Published 2 Sep 2025 in cs.CL and cs.LG

Abstract: Recent advances in Reinforcement Learning with Verifiable Rewards (RLVR) have empowered LLMs to tackle challenging reasoning tasks such as mathematics and programming. RLVR leverages verifiable outcome rewards to guide policy optimization, enabling LLMs to progressively improve output quality in a grounded and reliable manner. Despite its promise, the RLVR paradigm poses significant challenges, as existing methods often suffer from sparse reward signals and unstable policy gradient updates, particularly in RL-based approaches. To address the challenges, we propose $\textbf{PACS}$, a novel RLVR framework that achieves im$\textbf{P}$licit $\textbf{A}$ctor $\textbf{C}$ritic coupling via a $\textbf{S}$upervised learning framework. By treating the outcome reward as a predictable label, we reformulate the RLVR problem into a supervised learning task over a score function parameterized by the policy model and optimized using cross-entropy loss. A detailed gradient analysis shows that this supervised formulation inherently recovers the classical policy gradient update while implicitly coupling actor and critic roles, yielding more stable and efficient training.

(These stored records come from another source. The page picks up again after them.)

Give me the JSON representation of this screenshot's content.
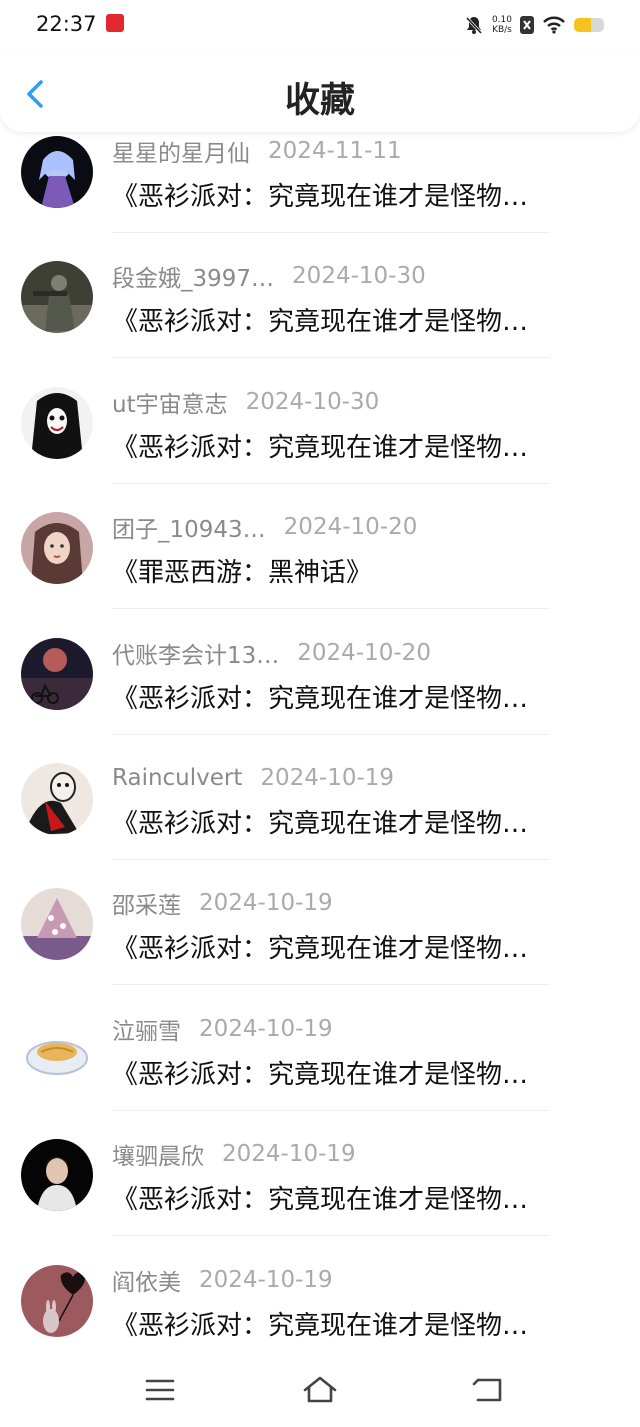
{
  "status_bar": {
    "time": "22:37",
    "speed_value": "0.10",
    "speed_unit": "KB/s",
    "battery_level": 0.55
  },
  "header": {
    "title": "收藏",
    "back_icon": "chevron-left-icon",
    "accent_color": "#2a9df4"
  },
  "items": [
    {
      "username": "星星的星月仙",
      "date": "2024-11-11",
      "title": "《恶衫派对：究竟现在谁才是怪物…"
    },
    {
      "username": "段金娥_3997…",
      "date": "2024-10-30",
      "title": "《恶衫派对：究竟现在谁才是怪物…"
    },
    {
      "username": "ut宇宙意志",
      "date": "2024-10-30",
      "title": "《恶衫派对：究竟现在谁才是怪物…"
    },
    {
      "username": "团子_10943…",
      "date": "2024-10-20",
      "title": "《罪恶西游：黑神话》"
    },
    {
      "username": "代账李会计13…",
      "date": "2024-10-20",
      "title": "《恶衫派对：究竟现在谁才是怪物…"
    },
    {
      "username": "Rainculvert",
      "date": "2024-10-19",
      "title": "《恶衫派对：究竟现在谁才是怪物…"
    },
    {
      "username": "邵采莲",
      "date": "2024-10-19",
      "title": "《恶衫派对：究竟现在谁才是怪物…"
    },
    {
      "username": "泣骊雪",
      "date": "2024-10-19",
      "title": "《恶衫派对：究竟现在谁才是怪物…"
    },
    {
      "username": "壤驷晨欣",
      "date": "2024-10-19",
      "title": "《恶衫派对：究竟现在谁才是怪物…"
    },
    {
      "username": "阎依美",
      "date": "2024-10-19",
      "title": "《恶衫派对：究竟现在谁才是怪物…"
    }
  ],
  "nav_bar": {
    "menu_icon": "menu-icon",
    "home_icon": "home-icon",
    "back_icon": "back-icon"
  }
}
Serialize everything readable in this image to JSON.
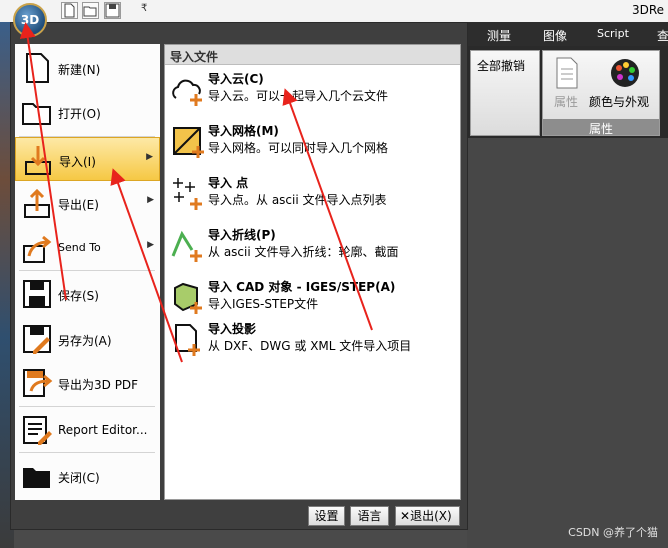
{
  "window": {
    "title": "3DRe",
    "app_button_label": "3D"
  },
  "quick_access": {
    "dropdown": "₹"
  },
  "ribbon": {
    "tabs": [
      "测量",
      "图像",
      "Script",
      "查"
    ],
    "undo_all_label": "全部撤销",
    "properties_label": "属性",
    "appearance_label": "颜色与外观",
    "group_label": "属性"
  },
  "app_menu": {
    "items": [
      {
        "label": "新建(N)",
        "icon": "new-document-icon"
      },
      {
        "label": "打开(O)",
        "icon": "open-folder-icon"
      },
      {
        "label": "导入(I)",
        "icon": "import-icon",
        "submenu": true
      },
      {
        "label": "导出(E)",
        "icon": "export-icon",
        "submenu": true
      },
      {
        "label": "Send To",
        "icon": "send-to-icon",
        "submenu": true
      },
      {
        "label": "保存(S)",
        "icon": "save-icon"
      },
      {
        "label": "另存为(A)",
        "icon": "save-as-icon"
      },
      {
        "label": "导出为3D PDF",
        "icon": "export-3d-pdf-icon"
      },
      {
        "label": "Report Editor...",
        "icon": "report-editor-icon"
      },
      {
        "label": "关闭(C)",
        "icon": "close-folder-icon"
      }
    ],
    "submenu": {
      "header": "导入文件",
      "items": [
        {
          "title": "导入云(C)",
          "desc": "导入云。可以一起导入几个云文件",
          "icon": "cloud-import-icon"
        },
        {
          "title": "导入网格(M)",
          "desc": "导入网格。可以同时导入几个网格",
          "icon": "mesh-import-icon"
        },
        {
          "title": "导入 点",
          "desc": "导入点。从 ascii 文件导入点列表",
          "icon": "points-import-icon"
        },
        {
          "title": "导入折线(P)",
          "desc": "从 ascii 文件导入折线：轮廓、截面",
          "icon": "polyline-import-icon"
        },
        {
          "title": "导入 CAD 对象 - IGES/STEP(A)",
          "desc": "导入IGES-STEP文件",
          "icon": "cad-import-icon"
        },
        {
          "title": "导入投影",
          "desc": "从 DXF、DWG 或 XML 文件导入项目",
          "icon": "projection-import-icon"
        }
      ]
    },
    "buttons": {
      "settings": "设置",
      "language": "语言",
      "exit": "退出(X)"
    }
  },
  "watermark": "CSDN @养了个猫",
  "colors": {
    "highlight": "#f6c844",
    "accent_orange": "#e07a1f",
    "annotation_arrow": "#e8231c"
  }
}
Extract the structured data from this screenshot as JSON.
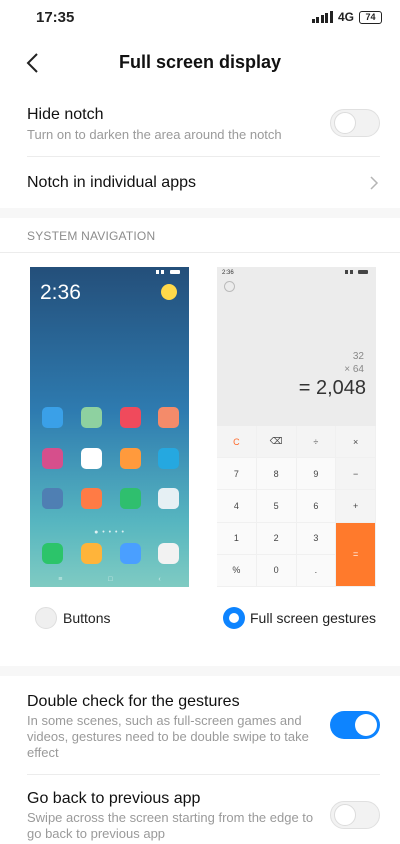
{
  "status_bar": {
    "time": "17:35",
    "network": "4G",
    "battery": "74"
  },
  "header": {
    "title": "Full screen display"
  },
  "settings": {
    "hide_notch": {
      "title": "Hide notch",
      "subtitle": "Turn on to darken the area around the notch",
      "enabled": false
    },
    "notch_apps": {
      "title": "Notch in individual apps"
    }
  },
  "system_navigation": {
    "section_label": "SYSTEM NAVIGATION",
    "home_preview": {
      "clock": "2:36"
    },
    "calc_preview": {
      "time": "2:36",
      "operand1": "32",
      "operand2": "× 64",
      "result": "= 2,048",
      "keys": [
        "C",
        "⌫",
        "÷",
        "×",
        "7",
        "8",
        "9",
        "−",
        "4",
        "5",
        "6",
        "+",
        "1",
        "2",
        "3",
        "%",
        "0",
        ".",
        "="
      ]
    },
    "options": [
      {
        "label": "Buttons",
        "selected": false
      },
      {
        "label": "Full screen gestures",
        "selected": true
      }
    ]
  },
  "gestures": {
    "double_check": {
      "title": "Double check for the gestures",
      "subtitle": "In some scenes, such as full-screen games and videos, gestures need to be double swipe to take effect",
      "enabled": true
    },
    "go_back": {
      "title": "Go back to previous app",
      "subtitle": "Swipe across the screen starting from the edge to go back to previous app",
      "enabled": false
    }
  },
  "colors": {
    "accent": "#0d84ff",
    "calc_equals": "#ff7a2c"
  }
}
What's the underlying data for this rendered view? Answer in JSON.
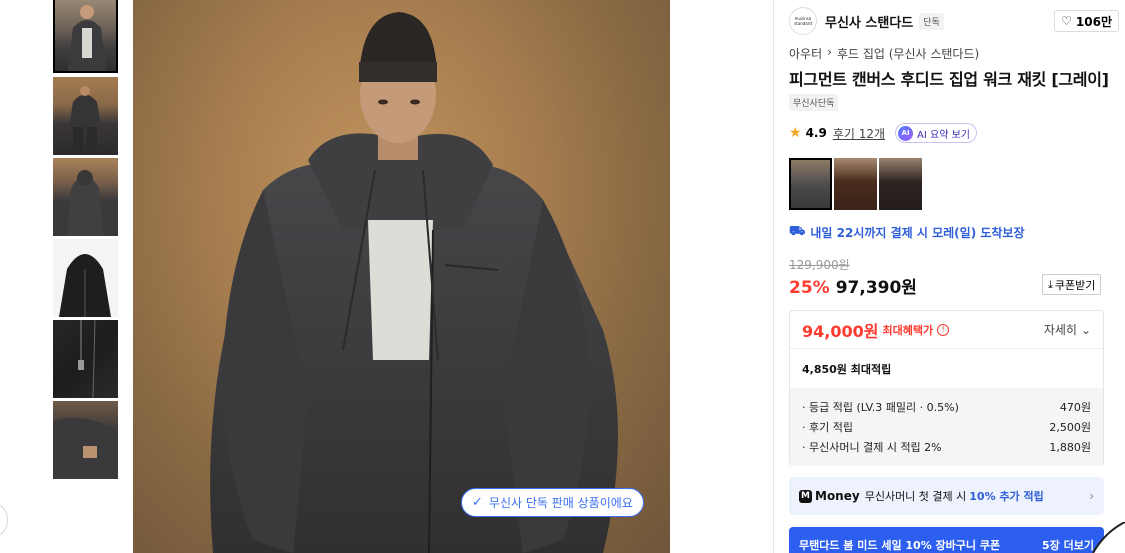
{
  "brand": {
    "logo_text": "musinsa standard",
    "name": "무신사 스탠다드",
    "tag": "단독"
  },
  "like": {
    "icon": "heart-icon",
    "count": "106만"
  },
  "breadcrumb": {
    "category": "아우터",
    "separator": "›",
    "sub": "후드 집업 (무신사 스탠다드)"
  },
  "product": {
    "title": "피그먼트 캔버스 후디드 집업 워크 재킷 [그레이]",
    "exclusive_tag": "무신사단독"
  },
  "rating": {
    "score": "4.9",
    "reviews": "후기 12개",
    "ai_icon": "AI",
    "ai_label": "AI 요약 보기"
  },
  "delivery": {
    "text": "내일 22시까지 결제 시 모레(일) 도착보장"
  },
  "price": {
    "original": "129,900원",
    "discount": "25%",
    "sale": "97,390원",
    "coupon_label": "쿠폰받기",
    "coupon_icon": "⤓"
  },
  "benefit": {
    "max_price": "94,000원",
    "max_label": "최대혜택가",
    "info_icon": "!",
    "detail_label": "자세히",
    "points_title": "4,850원 최대적립",
    "items": [
      {
        "label": "· 등급 적립 (LV.3 패밀리 · 0.5%)",
        "value": "470원"
      },
      {
        "label": "· 후기 적립",
        "value": "2,500원"
      },
      {
        "label": "· 무신사머니 결제 시 적립 2%",
        "value": "1,880원"
      }
    ]
  },
  "money_banner": {
    "logo_mark": "M",
    "logo": "Money",
    "text": "무신사머니 첫 결제 시",
    "highlight": "10% 추가 적립",
    "arrow": "›"
  },
  "sale_banner": {
    "text": "무탠다드 봄 미드 세일 10% 장바구니 쿠폰",
    "more": "5장 더보기"
  },
  "image_badge": {
    "check": "✓",
    "text": "무신사 단독 판매 상품이에요"
  }
}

Benchmarking on challenging mathematical reasoning tasks, PACS outperforms strong RLVR baselines, such as PPO and GRPO, achieving superior reasoning performance. For instance, PACS achieves 59.78\% at pass@256 on AIME 2025, representing improvements of 13.32 and 14.36 points over PPO and GRPO. This simple yet powerful framework offers a promising avenue for LLMs post-training with verifiable rewards. Our code and data are available as open source at https://github.com/ritzz-ai/PACS.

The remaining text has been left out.